Employers failing to address diversity in the workplace
Sixty per cent of employers do not have a diverse workforce or do not know if they do, according to reports of the recent poll by Monster, the recruitment company.
Despite the array of equality legislation in the UK, only four in ten of the 660 employers questioned said diversity was a "big priority" with almost the same number (36 per cent) saying it was not a priority at all. A further 15 per cent were unsure.
Recent changes to maternity legislation prompts employers to think twice
The recent changes to maternity legislation, introduced from 1 April 2007 (which included the extension of paid statutory maternity pay from six to nine months and the removal of the qualifying length of service for additional maternity leave), are resulting in an increased reluctance to employ women, particularly among small and medium-sized businesses, according to independent research, commissioned by Citrix Online.
The research reveals that over half of employers believe the changes are making some managers think twice about recruiting women. Thirty per cent of employers in the survey thought it would be harder to retain talented women in the workforce and a further 26 per cent believed the latest changes would have a commercially negative impact. The survey also uncovered widespread ignorance about the new maternity legislation, with 34 per cent of small and medium-sized businesses unaware of the recent changes.

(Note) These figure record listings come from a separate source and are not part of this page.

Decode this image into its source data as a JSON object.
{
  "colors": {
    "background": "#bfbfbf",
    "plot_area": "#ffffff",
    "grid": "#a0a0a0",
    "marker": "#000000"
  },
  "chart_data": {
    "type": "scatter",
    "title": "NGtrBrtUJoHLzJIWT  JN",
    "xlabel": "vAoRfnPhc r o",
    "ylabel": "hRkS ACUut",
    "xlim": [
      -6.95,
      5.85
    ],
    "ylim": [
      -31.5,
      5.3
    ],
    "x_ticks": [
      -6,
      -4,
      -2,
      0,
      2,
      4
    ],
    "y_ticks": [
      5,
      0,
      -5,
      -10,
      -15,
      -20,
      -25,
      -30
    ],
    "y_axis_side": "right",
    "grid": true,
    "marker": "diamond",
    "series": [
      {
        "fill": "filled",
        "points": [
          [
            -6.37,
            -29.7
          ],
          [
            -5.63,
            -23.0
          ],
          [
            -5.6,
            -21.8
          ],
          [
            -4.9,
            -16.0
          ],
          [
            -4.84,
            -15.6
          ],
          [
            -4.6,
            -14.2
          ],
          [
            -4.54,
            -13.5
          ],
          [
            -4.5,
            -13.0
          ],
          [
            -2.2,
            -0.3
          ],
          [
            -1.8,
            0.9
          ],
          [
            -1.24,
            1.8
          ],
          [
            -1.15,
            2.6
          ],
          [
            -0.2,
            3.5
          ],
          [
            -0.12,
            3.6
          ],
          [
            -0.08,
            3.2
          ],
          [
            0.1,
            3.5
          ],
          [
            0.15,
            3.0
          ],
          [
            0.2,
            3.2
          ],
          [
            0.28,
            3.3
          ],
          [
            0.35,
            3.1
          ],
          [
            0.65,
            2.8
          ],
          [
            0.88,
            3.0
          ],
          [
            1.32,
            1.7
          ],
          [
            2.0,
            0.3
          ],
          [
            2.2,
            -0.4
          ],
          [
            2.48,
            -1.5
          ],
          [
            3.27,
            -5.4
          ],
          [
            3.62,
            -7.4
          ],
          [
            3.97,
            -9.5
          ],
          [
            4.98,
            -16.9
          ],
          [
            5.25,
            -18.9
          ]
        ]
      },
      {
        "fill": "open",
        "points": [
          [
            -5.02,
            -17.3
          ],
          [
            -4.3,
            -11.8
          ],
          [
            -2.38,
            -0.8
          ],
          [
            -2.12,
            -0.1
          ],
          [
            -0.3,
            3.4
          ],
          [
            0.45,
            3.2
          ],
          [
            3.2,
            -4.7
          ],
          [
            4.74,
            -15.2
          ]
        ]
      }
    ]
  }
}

Management struggling with remote working
Managers are struggling to reinvent their working patterns to get the best from the growing number of remote workers, according to a new report commissioned by City & Guilds and the Institute of Leadership & Management.
Nearly three quarters (73 per cent) of managers say flexible working is common in their organisation, and 37 per cent of all managers now look after teams who are either entirely or predominantly based away from the office.
However, although the majority of managers are working with teams that include remote workers, nearly half of managers say they are unprepared for the supervision of remote teams, and only a quarter had received any training on how to manage such a team.